Yoga is a more modern addition to P.E. classes, but Warwick Valley has been on the forefront of implementing both yoga and related mindfulness practices, to great benefit, in our schools for some time. Yoga is accepted by the New York State Department of Education as a fulfillment of P.E. requirements, and is a uniquely valuable fitness activity that checks all five boxes for health-related fitness: cardiovascular endurance, muscular strength, muscular endurance, flexibility, and body composition. Yoga is on par with running, swimming, and weight training when it comes to delivering results for the body. And, since the mind is a muscle itself, we use yoga and mindfulness to train it for empathy, compassion, focus, and attention. We know that students not only do better when they are focused and ready to learn, but that the benefits of cultivating these skills can help anyone boost their happiness and resilience, both of which are foundational for achieving optimal wellness and success throughout life.

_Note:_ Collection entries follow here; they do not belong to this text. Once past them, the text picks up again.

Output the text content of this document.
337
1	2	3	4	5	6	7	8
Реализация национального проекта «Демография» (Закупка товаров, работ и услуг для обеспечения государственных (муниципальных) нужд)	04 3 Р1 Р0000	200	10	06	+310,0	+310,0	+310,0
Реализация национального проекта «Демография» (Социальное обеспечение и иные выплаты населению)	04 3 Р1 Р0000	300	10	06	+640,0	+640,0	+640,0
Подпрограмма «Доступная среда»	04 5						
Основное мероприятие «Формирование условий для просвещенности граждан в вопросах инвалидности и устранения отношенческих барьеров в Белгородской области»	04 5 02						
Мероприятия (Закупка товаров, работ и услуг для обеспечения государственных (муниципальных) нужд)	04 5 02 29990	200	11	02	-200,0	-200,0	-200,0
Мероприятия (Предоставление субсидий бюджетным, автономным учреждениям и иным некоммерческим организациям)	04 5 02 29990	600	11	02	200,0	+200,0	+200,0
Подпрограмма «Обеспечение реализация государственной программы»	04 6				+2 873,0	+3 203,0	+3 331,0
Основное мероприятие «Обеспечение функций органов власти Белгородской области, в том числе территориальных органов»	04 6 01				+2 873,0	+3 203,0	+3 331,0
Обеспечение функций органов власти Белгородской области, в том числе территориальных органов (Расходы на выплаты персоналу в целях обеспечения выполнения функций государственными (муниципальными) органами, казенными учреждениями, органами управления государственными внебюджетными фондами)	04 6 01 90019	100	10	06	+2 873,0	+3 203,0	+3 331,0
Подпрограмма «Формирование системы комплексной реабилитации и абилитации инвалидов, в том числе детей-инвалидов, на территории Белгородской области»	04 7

Learning about the numerous intellectual and emotional benefits of cup stacking often surprises folks who recall more traditional, perhaps more physically demanding gym class activities. Simple in appearance and application, cup stacking delivers benefits that are far more complex. First, the seemingly simple task requires coordination and precision that demands students’ focus and concentration. It improves fine motor skills and hand-eye coordination, and the repetitive nature helps with long-term memory and recall. Students typically stack in groups, which means they’re working on skills reflected in our Portrait of a Graduate, like communication and collaboration. Finally, stacking cups can boost self-esteem and provide a sense of accomplishment.